Knowledge for a sustainable world

Mandela Fernandez-Grandon, Joshua Muhumuza

Modern agriculture is heavily reliant on pesticides to meet the food, feed and fibre demands of a rising global population. Pesticide use has dramatically increased worldwide; however, increasing concern about their safety and sustainability is driving growing demand for alternatives to synthetic pesticides.

A team from NRI is working with partners in Kenya to expand the repertoire of commercially available natural pest control products or ‘biopesticides’. These are derived from such natural materials as animals, plants, bacteria and certain minerals. The team aims to develop and determine the viability of a sustainable, pyrethrum-based, environmentally benign pest control product incorporating oil from the local croton nut. Croton nuts are sourced from the Croton megalocarpus tree, one of the most prominent indigenous species across ten countries in Sub-Saharan Africa.

‘We hope to develop a fully organic, effective pyrethrum-based product which can be produced from locally available East African natural products,’ said Dr. Mandela Fernández-Grandon, Senior Research Fellow in behavioural entomology and chemical ecology, who leads the NRI team on this project.

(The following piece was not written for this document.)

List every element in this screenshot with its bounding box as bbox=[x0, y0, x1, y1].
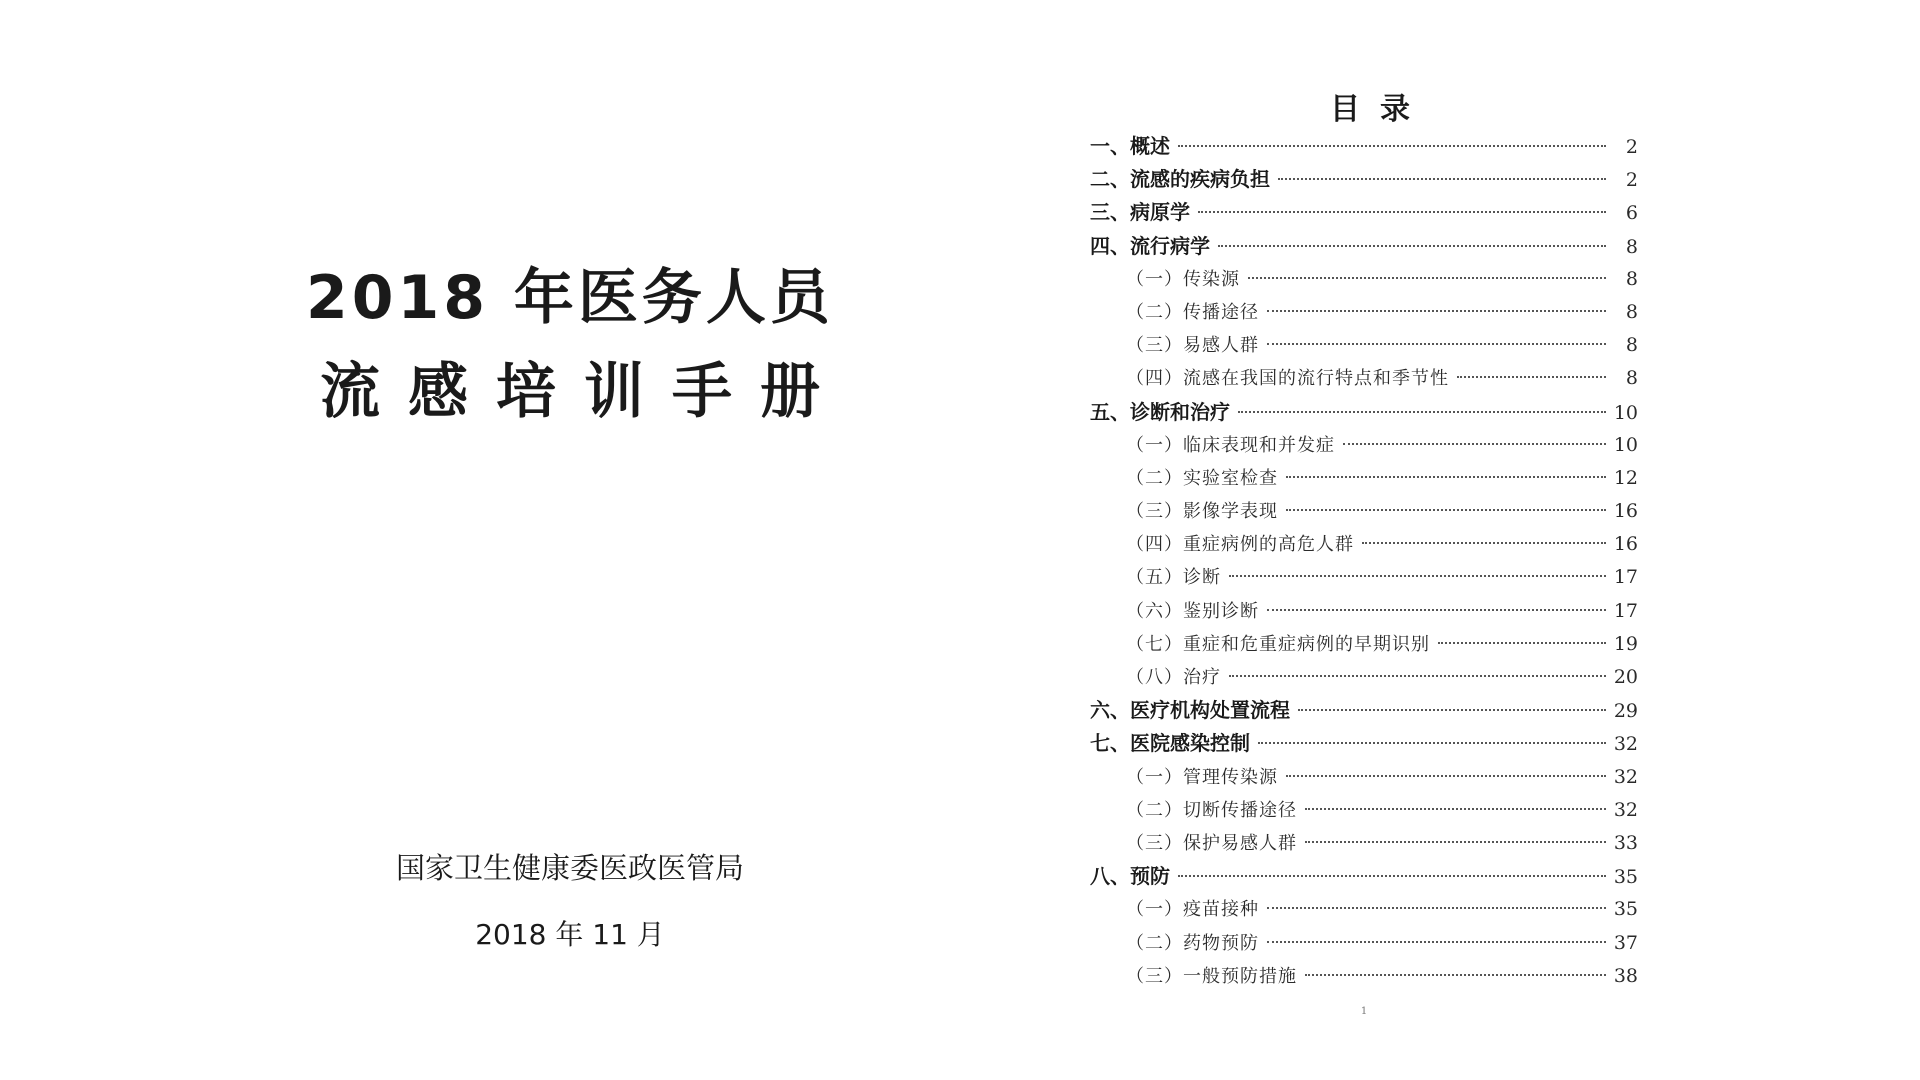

MandelaFrom 26 June to 1 July, Dr. Fernández-Grandon and Prof. Phil Stevenson, an expert in plant chemistry at NRI, were in Kenya to meet project partners, organise upcoming field trials and view the current production process. Representatives from Egerton University, the in-country academic research partner and Ecofix, the main commercial partner on the project met with the NRI team. Ecofix is responsible for producing this pyrethrum-based pesticide. The company also manages the field trials which are based in the central Kenyan area of Nanyuki. Field trials involve application of the new product on a variety of crops to establish its effectiveness. NRI is supporting the project through collaboration on field trials and capacity building through training in laboratory analytical techniques and insect bioassays. Insect bioassays are methods used to establish the relationship between the dose/concentration of an insecticide administered and the level of response in a living organism such as a target pest. These procedures are essential in determining the effectiveness of a pesticide and the appropriate application dose.

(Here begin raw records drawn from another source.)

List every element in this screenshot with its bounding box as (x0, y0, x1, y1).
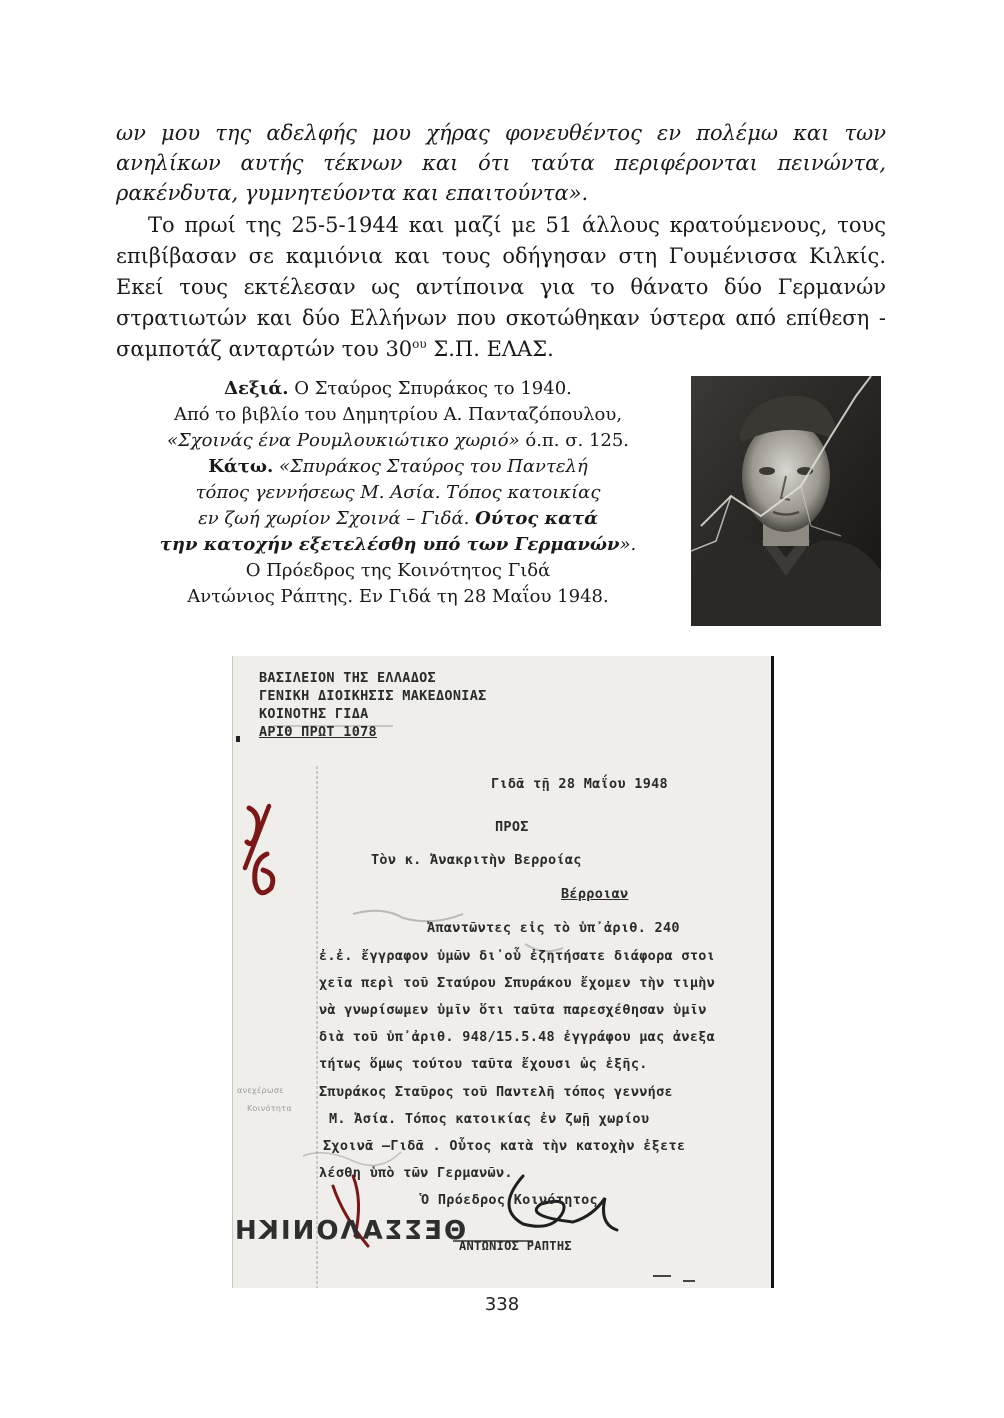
caption-right-label: Δεξιά. (224, 378, 289, 399)
caption-quote-line-4: την κατοχήν εξετελέσθη υπό των Γερμανών (159, 534, 620, 555)
soldier-portrait-photo (691, 376, 881, 626)
caption-quote-line-2: τόπος γεννήσεως Μ. Ασία. Τόπος κατοικίας (195, 482, 601, 503)
page-number: 338 (484, 1294, 520, 1315)
letter-signatory: ΑΝΤΩΝΙΟΣ ΡΑΠΤΗΣ (459, 1239, 572, 1253)
main-paragraph-text: Το πρωί της 25-5-1944 και μαζί με 51 άλλους κρατούμενους, τους επιβίβασαν σε καμιόνια και τους οδήγησαν στη Γουμένισσα Κιλκίς. Εκεί τους εκτέλεσαν ως αντίποινα για το θάνατο δύο Γερμανών στρατιωτών και δύο Ελλήνων που σκοτώθηκαν ύστερα από επίθεση - σαμποτάζ ανταρτών του 30 (116, 213, 886, 361)
letter-body-line-10: λέσθη ὑπὸ τῶν Γερμανῶν. (319, 1165, 513, 1181)
letter-header-line-3: ΚΟΙΝΟΤΗΣ ΓΙΔΑ (259, 706, 369, 722)
letter-header-line-2: ΓΕΝΙΚΗ ΔΙΟΙΚΗΣΙΣ ΜΑΚΕΔΟΝΙΑΣ (259, 688, 487, 704)
caption-book-ref: ό.π. σ. 125. (519, 430, 630, 451)
caption-below-label: Κάτω. (208, 456, 274, 477)
ordinal-superscript: ου (412, 337, 427, 351)
photo-caption (118, 376, 678, 610)
letter-recipient: Τὸν κ. Ἀνακριτὴν Βερροίας (371, 852, 582, 868)
letter-body-line-7: Σπυράκος Σταῦρος τοῦ Παντελῆ τόπος γεννήσε (319, 1084, 673, 1100)
soldier-portrait-image (691, 376, 881, 626)
margin-note-1: ανεχέρωσε (237, 1086, 284, 1095)
caption-quote-line-1: «Σπυράκος Σταύρος του Παντελή (273, 456, 588, 477)
archival-letter-scan (232, 656, 774, 1288)
letter-city: Βέρροιαν (561, 886, 629, 902)
caption-quote-line-3a: εν ζωή χωρίον Σχοινά – Γιδά. (198, 508, 476, 529)
caption-right-text: Ο Σταύρος Σπυράκος το 1940. (288, 378, 572, 399)
letter-date: Γιδᾶ τῇ 28 Μαΐου 1948 (491, 776, 668, 792)
letter-body-line-3: χεῖα περὶ τοῦ Σταύρου Σπυράκου ἔχομεν τὴν τιμὴν (319, 975, 716, 991)
caption-book-title: «Σχοινάς ένα Ρουμλουκιώτικο χωριό» (166, 430, 520, 451)
caption-quote-end: ». (619, 534, 637, 555)
caption-source-line: Από το βιβλίο του Δημητρίου Α. Πανταζόπουλου, (173, 404, 623, 425)
letter-body-line-8: Μ. Ἀσία. Τόπος κατοικίας ἐν ζωῇ χωρίου (329, 1111, 650, 1127)
margin-note-2: Κοινότητα (247, 1104, 292, 1113)
main-paragraph (116, 210, 886, 365)
letter-closing: Ὁ Πρόεδρος Κοινότητος (421, 1192, 598, 1208)
letter-to-label: ΠΡΟΣ (495, 819, 529, 835)
letter-body-line-9: Σχοινᾶ –Γιδᾶ . Οὗτος κατὰ τὴν κατοχὴν ἐξετε (323, 1138, 686, 1154)
letter-body-line-4: νὰ γνωρίσωμεν ὑμῖν ὅτι ταῦτα παρεσχέθησαν ὑμῖν (319, 1002, 707, 1018)
caption-signature-line-1: Ο Πρόεδρος της Κοινότητος Γιδά (245, 560, 551, 581)
letter-body-line-5: διὰ τοῦ ὑπ᾽ἀριθ. 948/15.5.48 ἐγγράφου μας ἀνεξα (319, 1029, 716, 1045)
main-paragraph-tail: Σ.Π. ΕΛΑΣ. (426, 337, 554, 361)
letter-body-line-6: τήτως ὅμως τούτου ταῦτα ἔχουσι ὡς ἑξῆς. (319, 1056, 648, 1072)
letter-header-line-4: ΑΡΙΘ ΠΡΩΤ 1078 (259, 724, 377, 740)
caption-signature-line-2: Αντώνιος Ράπτης. Εν Γιδά τη 28 Μαΐου 1948. (187, 586, 609, 607)
letter-body-line-1: Ἀπαντῶντες εἰς τὸ ὑπ᾽ἀριθ. 240 (427, 920, 680, 936)
mirrored-stamp-text: ΘΕΣΣΑΛΟΝΙΚΗ (233, 1216, 467, 1246)
caption-quote-line-3b: Ούτος κατά (475, 508, 598, 529)
letter-header-line-1: ΒΑΣΙΛΕΙΟΝ ΤΗΣ ΕΛΛΑΔΟΣ (259, 670, 436, 686)
letter-body-line-2: ἐ.ἐ. ἔγγραφον ὑμῶν δι᾽οὗ ἐζητήσατε διάφορα στοι (319, 948, 716, 964)
quote-paragraph: ων μου της αδελφής μου χήρας φονευθέντος εν πολέμω και των ανηλίκων αυτής τέκνων και ότι ταύτα περιφέρονται πεινώντα, ρακένδυτα, γυμνητεύοντα και επαιτούντα». (116, 121, 886, 205)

Pyrethrum is one of the oldest natural insecticides used in the world today, and has one of the best safety records of all insecticides. It is a mixture of various insecticidal chemicals, called pyrethrins, which are extracted from some types of chrysanthemum flowers. However, currently commercialized pyrethrum-based pesticides also rely on incorporating by-products of the petroleum industry to achieve peak effectiveness. These pesticides are therefore associated with a higher carbon footprint and not considered truly organic. For example, toxic solvents like Shell Sol® are used to extract the pyrethrins from flowers and synthetic additives are used as stabilizers, synergists and carriers in the final products. Synergists are chemicals that make pesticide ingredients more effective at killing pests while carriers are the main materials used to enable effective dispersal of a pesticide.

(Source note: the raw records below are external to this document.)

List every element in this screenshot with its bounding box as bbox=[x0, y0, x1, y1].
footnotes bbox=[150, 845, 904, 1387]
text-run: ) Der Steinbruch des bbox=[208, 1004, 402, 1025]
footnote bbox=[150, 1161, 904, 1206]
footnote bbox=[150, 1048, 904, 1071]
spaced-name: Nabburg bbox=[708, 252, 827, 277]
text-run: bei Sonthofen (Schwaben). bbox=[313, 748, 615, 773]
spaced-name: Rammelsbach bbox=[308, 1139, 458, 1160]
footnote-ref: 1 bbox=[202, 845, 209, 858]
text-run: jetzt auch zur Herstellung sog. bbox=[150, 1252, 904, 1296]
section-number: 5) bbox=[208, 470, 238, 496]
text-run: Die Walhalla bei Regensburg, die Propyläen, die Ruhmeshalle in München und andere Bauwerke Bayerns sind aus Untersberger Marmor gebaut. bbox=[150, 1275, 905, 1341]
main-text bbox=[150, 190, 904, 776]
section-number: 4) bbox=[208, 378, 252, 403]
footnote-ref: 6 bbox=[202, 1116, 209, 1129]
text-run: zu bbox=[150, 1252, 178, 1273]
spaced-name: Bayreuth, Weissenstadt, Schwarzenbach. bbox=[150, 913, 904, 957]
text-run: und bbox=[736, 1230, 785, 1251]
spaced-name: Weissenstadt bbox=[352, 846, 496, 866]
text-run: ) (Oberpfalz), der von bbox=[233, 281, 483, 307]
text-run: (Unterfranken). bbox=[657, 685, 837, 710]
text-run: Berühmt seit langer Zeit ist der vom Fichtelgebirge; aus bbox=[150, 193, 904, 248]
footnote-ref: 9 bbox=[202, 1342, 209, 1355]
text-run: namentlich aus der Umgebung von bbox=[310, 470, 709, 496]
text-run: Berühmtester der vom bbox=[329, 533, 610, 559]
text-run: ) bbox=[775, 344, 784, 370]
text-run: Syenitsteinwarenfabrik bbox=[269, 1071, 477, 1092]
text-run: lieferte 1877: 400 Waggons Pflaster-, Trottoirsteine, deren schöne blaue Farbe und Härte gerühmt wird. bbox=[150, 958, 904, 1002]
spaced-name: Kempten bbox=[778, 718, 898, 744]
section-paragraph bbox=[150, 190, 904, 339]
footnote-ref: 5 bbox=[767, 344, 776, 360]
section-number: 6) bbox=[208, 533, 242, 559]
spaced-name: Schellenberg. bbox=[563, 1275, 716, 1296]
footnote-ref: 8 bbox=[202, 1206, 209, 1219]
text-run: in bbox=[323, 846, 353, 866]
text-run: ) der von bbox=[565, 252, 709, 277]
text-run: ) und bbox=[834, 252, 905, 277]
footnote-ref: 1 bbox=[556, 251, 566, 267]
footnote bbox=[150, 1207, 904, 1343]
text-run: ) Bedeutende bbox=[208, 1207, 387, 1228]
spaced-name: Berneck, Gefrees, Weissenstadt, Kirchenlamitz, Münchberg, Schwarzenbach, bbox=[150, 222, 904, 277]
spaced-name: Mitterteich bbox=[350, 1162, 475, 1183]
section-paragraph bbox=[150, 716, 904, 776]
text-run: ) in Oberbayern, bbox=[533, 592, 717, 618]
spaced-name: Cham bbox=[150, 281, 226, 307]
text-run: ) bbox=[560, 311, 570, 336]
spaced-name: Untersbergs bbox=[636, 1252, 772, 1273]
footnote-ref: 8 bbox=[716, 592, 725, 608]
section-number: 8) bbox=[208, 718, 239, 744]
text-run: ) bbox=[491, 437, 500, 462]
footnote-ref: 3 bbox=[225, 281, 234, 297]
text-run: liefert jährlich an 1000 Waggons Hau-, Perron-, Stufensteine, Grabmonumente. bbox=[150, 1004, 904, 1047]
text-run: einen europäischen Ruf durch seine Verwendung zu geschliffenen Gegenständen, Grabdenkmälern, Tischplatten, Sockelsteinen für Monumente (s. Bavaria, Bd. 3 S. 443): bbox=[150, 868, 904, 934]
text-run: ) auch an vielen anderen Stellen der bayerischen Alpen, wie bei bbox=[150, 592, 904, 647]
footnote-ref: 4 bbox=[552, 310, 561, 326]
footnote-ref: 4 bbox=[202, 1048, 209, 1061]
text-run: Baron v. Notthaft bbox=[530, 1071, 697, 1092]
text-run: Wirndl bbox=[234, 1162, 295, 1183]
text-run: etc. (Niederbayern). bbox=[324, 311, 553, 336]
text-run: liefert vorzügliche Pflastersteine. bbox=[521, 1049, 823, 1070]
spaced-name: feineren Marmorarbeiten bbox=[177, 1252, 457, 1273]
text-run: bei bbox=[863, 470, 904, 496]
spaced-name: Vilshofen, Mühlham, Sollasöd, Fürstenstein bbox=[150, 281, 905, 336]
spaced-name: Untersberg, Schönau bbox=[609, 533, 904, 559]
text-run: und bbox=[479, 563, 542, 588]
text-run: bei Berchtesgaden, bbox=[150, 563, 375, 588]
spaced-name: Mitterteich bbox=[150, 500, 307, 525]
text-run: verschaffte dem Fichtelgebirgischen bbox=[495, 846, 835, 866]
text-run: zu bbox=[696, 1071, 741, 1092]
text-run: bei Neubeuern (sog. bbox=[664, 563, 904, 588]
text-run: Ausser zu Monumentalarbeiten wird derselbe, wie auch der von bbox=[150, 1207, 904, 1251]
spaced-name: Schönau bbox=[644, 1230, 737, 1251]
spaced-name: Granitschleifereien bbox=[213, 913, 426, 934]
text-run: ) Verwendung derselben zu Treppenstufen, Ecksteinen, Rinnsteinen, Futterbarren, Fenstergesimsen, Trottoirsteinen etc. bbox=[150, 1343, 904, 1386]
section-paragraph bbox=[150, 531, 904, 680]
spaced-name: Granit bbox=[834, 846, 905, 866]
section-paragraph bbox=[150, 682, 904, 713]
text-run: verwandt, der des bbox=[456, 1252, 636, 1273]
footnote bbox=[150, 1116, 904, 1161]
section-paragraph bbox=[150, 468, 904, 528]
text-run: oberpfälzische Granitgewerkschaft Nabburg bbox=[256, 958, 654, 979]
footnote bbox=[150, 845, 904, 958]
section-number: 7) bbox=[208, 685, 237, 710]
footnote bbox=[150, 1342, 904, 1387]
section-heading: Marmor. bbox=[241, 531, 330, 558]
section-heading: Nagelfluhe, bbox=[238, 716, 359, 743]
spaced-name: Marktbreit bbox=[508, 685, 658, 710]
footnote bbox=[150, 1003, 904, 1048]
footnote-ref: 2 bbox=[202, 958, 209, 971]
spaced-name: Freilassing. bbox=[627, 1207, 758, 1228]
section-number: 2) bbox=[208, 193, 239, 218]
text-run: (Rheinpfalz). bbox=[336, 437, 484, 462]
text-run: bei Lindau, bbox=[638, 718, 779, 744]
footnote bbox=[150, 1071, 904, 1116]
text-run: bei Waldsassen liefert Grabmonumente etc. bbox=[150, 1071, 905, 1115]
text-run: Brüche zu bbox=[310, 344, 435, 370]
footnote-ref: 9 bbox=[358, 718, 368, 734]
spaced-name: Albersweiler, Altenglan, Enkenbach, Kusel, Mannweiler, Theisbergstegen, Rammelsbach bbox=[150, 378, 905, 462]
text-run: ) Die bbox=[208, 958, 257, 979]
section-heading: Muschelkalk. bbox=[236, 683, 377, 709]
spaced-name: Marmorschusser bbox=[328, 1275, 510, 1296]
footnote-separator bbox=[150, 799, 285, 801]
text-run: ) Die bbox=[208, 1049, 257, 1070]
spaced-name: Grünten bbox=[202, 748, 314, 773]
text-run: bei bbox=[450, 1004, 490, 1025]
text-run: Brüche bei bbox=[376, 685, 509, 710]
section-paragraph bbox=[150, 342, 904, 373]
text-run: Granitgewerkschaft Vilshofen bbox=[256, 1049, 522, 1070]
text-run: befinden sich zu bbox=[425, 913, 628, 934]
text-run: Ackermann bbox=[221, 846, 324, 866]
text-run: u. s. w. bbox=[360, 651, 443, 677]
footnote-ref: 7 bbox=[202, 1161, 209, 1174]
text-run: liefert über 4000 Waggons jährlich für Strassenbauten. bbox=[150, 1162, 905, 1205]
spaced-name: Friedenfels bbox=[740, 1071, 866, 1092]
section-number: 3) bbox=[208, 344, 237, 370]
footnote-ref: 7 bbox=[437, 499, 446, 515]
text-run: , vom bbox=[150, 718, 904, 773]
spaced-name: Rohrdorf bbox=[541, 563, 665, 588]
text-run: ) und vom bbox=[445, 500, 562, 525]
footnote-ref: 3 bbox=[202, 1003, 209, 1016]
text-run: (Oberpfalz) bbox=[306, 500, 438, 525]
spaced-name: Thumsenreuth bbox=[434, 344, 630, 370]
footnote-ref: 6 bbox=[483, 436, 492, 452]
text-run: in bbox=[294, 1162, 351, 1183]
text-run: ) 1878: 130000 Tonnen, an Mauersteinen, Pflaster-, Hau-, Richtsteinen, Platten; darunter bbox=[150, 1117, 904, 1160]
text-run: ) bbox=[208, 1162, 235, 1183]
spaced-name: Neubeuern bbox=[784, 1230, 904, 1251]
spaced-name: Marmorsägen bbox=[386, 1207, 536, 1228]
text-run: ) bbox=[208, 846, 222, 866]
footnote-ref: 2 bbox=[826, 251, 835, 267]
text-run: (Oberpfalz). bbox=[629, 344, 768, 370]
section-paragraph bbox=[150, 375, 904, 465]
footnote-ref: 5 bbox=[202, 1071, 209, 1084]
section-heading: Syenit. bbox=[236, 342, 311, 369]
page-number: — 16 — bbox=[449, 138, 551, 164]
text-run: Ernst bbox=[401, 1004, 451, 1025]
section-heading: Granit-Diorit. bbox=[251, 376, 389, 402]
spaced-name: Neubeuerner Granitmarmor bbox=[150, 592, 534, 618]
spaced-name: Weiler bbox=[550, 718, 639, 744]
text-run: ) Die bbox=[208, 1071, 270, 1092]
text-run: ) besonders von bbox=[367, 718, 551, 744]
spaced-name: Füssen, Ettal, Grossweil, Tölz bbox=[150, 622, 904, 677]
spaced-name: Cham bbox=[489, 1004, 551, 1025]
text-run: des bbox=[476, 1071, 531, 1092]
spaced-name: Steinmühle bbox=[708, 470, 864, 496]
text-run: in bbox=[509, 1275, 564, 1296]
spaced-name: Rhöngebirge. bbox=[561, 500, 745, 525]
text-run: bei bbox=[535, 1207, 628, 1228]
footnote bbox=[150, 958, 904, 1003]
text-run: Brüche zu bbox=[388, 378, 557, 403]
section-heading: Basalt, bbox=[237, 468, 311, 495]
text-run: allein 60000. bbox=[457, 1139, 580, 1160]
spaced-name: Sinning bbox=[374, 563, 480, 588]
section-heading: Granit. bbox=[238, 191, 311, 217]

Extraction of oil from Croton nut low croppedThe new pyrethrum-based product incorporating croton oil has demonstrated its effectiveness against pests in trials and the development team hope to get it to market soon. ‘We have some promising early evidence from our work and are already moving forward with the steps towards verification and registration,’ Fernández-Grandon noted.

Once delivered, the product will be helpful in reducing the environmental impact of pesticide use, thereby benefitting people in the country as users of the product and producers of the raw materials. The economic benefits will encourage growth in the number of farmer suppliers and processing plants once the sector is revived. Kenya was formerly the global leader in pyrethrum production contributing 90% of global supply in 1983 with nearly 30,000MT. This indicates the potential for this technology and scope for income generation among smallholders.

Biopesticides are typically specific in their action and have low persistence which reduces pollution concerns. They are considered more environmentally benign, and easier to source compared to synthetic pest control products. This explains their rising prominence as alternatives to synthetic pesticides amid growing concern for human and environmental health as well as sustainable agricultural production systems. New organic formulations and processing techniques developed during the project will provide new products that will motivate more customers and help support the continued growth of the pyrethrum industry and, more importantly, sustainable food production.